ALSR function pointer addresses for PRNG seeding

Written 2020-12-26

Tags:ASLR PRNG C 

On a recent /r/c_programming post, someone noticed that srand(time(NULL)) would duplicate libc random number generator initialization whenever two programs ran it within the same second. /u/jujijengo commented that you could instead use srand(time(NULL) ^ malloc ^ printf), which on ASLR-aware operating systems should throw in some bits related to the addresses of dynamically linked functions like malloc and printf. I thought this was a pretty slick idea, but something bothered me about using two functions that could be in the same library.

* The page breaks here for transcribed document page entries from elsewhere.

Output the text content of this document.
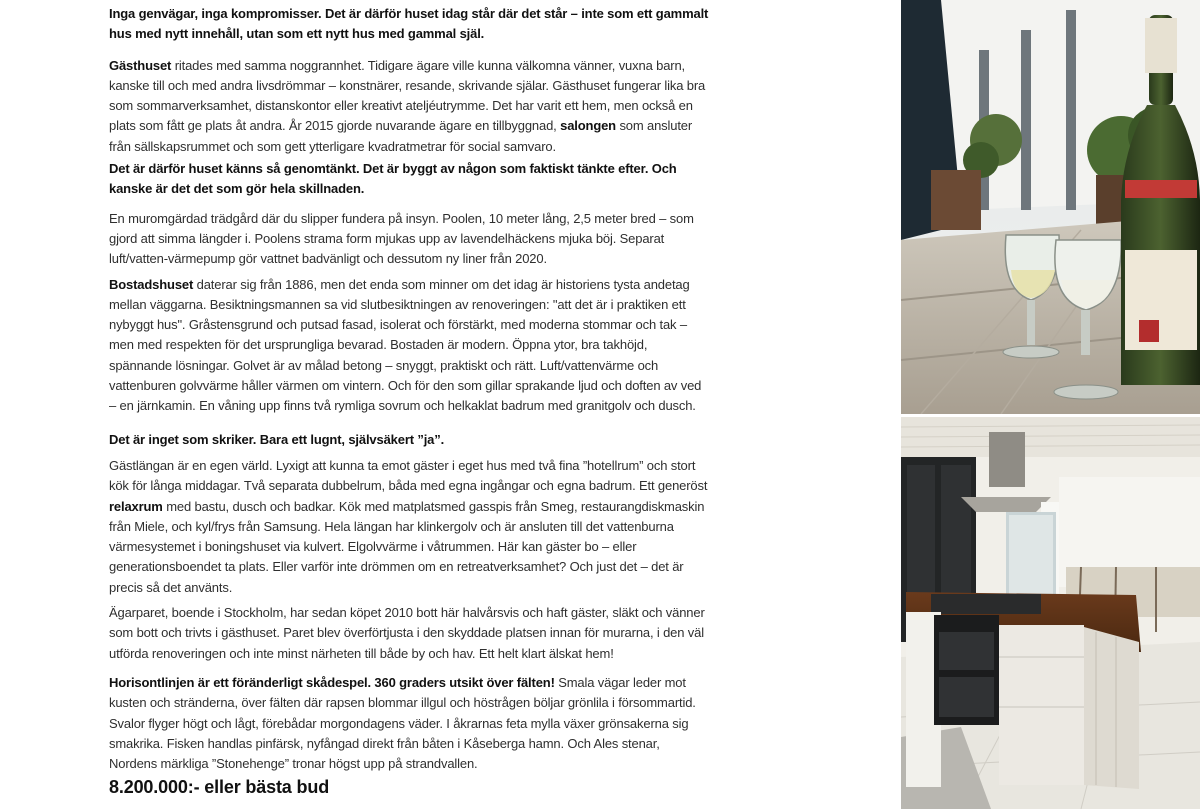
Inga genvägar, inga kompromisser. Det är därför huset idag står där det står – inte som ett gammalt hus med nytt innehåll, utan som ett nytt hus med gammal själ.

Gästhuset ritades med samma noggrannhet. Tidigare ägare ville kunna välkomna vänner, vuxna barn, kanske till och med andra livsdrömmar – konstnärer, resande, skrivande själar. Gästhuset fungerar lika bra som sommarverksamhet, distanskontor eller kreativt ateljéutrymme. Det har varit ett hem, men också en plats som fått ge plats åt andra. År 2015 gjorde nuvarande ägare en tillbyggnad, salongen som ansluter från sällskapsrummet och som gett ytterligare kvadratmetrar för social samvaro.

Det är därför huset känns så genomtänkt. Det är byggt av någon som faktiskt tänkte efter. Och kanske är det det som gör hela skillnaden.

En muromgärdad trädgård där du slipper fundera på insyn. Poolen, 10 meter lång, 2,5 meter bred – som gjord att simma längder i. Poolens strama form mjukas upp av lavendelhäckens mjuka böj. Separat luft/vatten-värmepump gör vattnet badvänligt och dessutom ny liner från 2020.

Bostadshuset daterar sig från 1886, men det enda som minner om det idag är historiens tysta andetag mellan väggarna. Besiktningsmannen sa vid slutbesiktningen av renoveringen: "att det är i praktiken ett nybyggt hus". Gråstensgrund och putsad fasad, isolerat och förstärkt, med moderna stommar och tak – men med respekten för det ursprungliga bevarad. Bostaden är modern. Öppna ytor, bra takhöjd, spännande lösningar. Golvet är av målad betong – snyggt, praktiskt och rätt. Luft/vattenvärme och vattenburen golvvärme håller värmen om vintern. Och för den som gillar sprakande ljud och doften av ved – en järnkamin. En våning upp finns två rymliga sovrum och helkaklat badrum med granitgolv och dusch.

Det är inget som skriker. Bara ett lugnt, självsäkert ”ja”.

Gästlängan är en egen värld. Lyxigt att kunna ta emot gäster i eget hus med två fina ”hotellrum” och stort kök för långa middagar. Två separata dubbelrum, båda med egna ingångar och egna badrum. Ett generöst relaxrum med bastu, dusch och badkar. Kök med matplatsmed gasspis från Smeg, restaurangdiskmaskin från Miele, och kyl/frys från Samsung. Hela längan har klinkergolv och är ansluten till det vattenburna värmesystemet i boningshuset via kulvert. Elgolvvärme i våtrummen. Här kan gäster bo – eller generationsboendet ta plats. Eller varför inte drömmen om en retreatverksamhet? Och just det – det är precis så det använts.

Ägarparet, boende i Stockholm, har sedan köpet 2010 bott här halvårsvis och haft gäster, släkt och vänner som bott och trivts i gästhuset. Paret blev överförtjusta i den skyddade platsen innan för murarna, i den väl utförda renoveringen och inte minst närheten till både by och hav. Ett helt klart älskat hem!

Horisontlinjen är ett föränderligt skådespel. 360 graders utsikt över fälten! Smala vägar leder mot kusten och stränderna, över fälten där rapsen blommar illgul och höstrågen böljar grönlila i försommartid. Svalor flyger högt och lågt, förebådar morgondagens väder. I åkrarnas feta mylla växer grönsakerna sig smakrika. Fisken handlas pinfärsk, nyfångad direkt från båten i Kåseberga hamn. Och Ales stenar, Nordens märkliga ”Stonehenge” tronar högst upp på strandvallen.

8.200.000:- eller bästa bud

As an aside, you should always evaluate random number generators against your application requirements. libc srand()/rand() aren't great, but today we'll focus only on reducing the number of repeated seeds at the same time on ASLR-aware operating systems.

On 64-bit ASLR systems, the address of a library should have at least a few random bits (How many? How random? Up to the OS and address space) that tend to vary between program executions, so xoring them with the time should help.

But, the addresses of malloc and printf usually aren't independently random - at least on Debian Buster, they're both provided by GNU libc. Effectively, the contiguous pages of libc's code will be placed at a random location, but the following are static across process creations, even with ASLR:

Test Program

A simple C program with the following snippet of code can be executed many times to output ASLR-based libc function addresses:

printf("%p %p %" PRIxPTR" %" PRIiPTR "\n",malloc, printf, (uintptr_t)malloc^(uintptr_t)printf, (intptr_t)((uintptr_t)malloc - (uintptr_t)printf));

Results on Debian Buster on AMD64

Here are some statistics on 100k runs on a 64-bit Debian Buster Intel laptop from the snippet above:
number of samples in run:100000
unique locations of malloc:99981
unique locations of printf:99981
unique results of malloc xor printf:70
up to 10 most common counts and offsets between malloc and printf:
 100000 179696
up to 10 most common counts and values(hex) of malloc xor printf:
   3156 7c630
   3222 1d4630
   6185 74630
   6239 d4630
   6243 6c630
   6324 5c630
   6334 3c630
  12409 2c630
  12457 54630
  12479 34630

Offset between malloc and printf is probably fixed

This makes sense because if malloc and printf are in the same text section of libc, we would expect the dynamic linker would always locate into contiguous memory pages.

ASLR can repeat libc load addresses on a 64-bit machine

"ASLR: How Robust is the Randomness?" by Ganz and Peisert suggests 64-bit ASLR can use 48-bits of random virtual address, which seems reasonable, since it must be less than 64-log2(PAGE_SIZE), which is 52 bits on this system. Also, at least on this system, the upper four bits of text addresses in libc appear to always be 0x7.

But even assuming the ASLR implementation uses a good PRNG, there's still a birthday problem limitation. But none of the online birthday attack calculators I tried support computing the probability of collisions between 2^48 unique locations over 100000 samples.

Whatever the cause, we do see that over 100k program invocations, repeated addresses do occur, but rarely. It's not always 19 times per 100k, that's just what happened this run.

ASLR repeats malloc xor printf much more often than either function independently.

This makes sense to me, as any time the upper bits of both function addresses are the same, xor will zero them, and this is where most of the randomness of ASLR lives.

ASLR repeats malloc xor printf more seldom than I thought it would.

Initially I had worried was that malloc^printf would evaluate to a constant - this was not quite correct - it seems to depend on the offset between them. If malloc and printf are located in the same virtual address page, then malloc ^ printf's upper ASLR bits would always cancel to zero and the lower bits would represent only xor of the offset differences.

At least on this system, malloc and printf at around 175 kilobytes apart, so malloc ^ printf is a mix of behaviours. The upper bits are still zeroed. The lower bits still represent the xor of the offset differences. But the middle bits change whenever the upper bits of the offset differences overlap the lower bits of the page address differences.

Conclusions

Using ASLR addresses to scavenge a few noisy bits can work for simple PRNG seeding, but care must be taken that each address is independent. /u/jujijengo suggested Melissa O'Neill's approach in the PCG entropy fallback generator, which uses time(NULL) ^ current_function ^ address_of_a_stack_variable if /dev/random is not available, which should work well, since stacks and text-segments are always separately locatable by ASLR.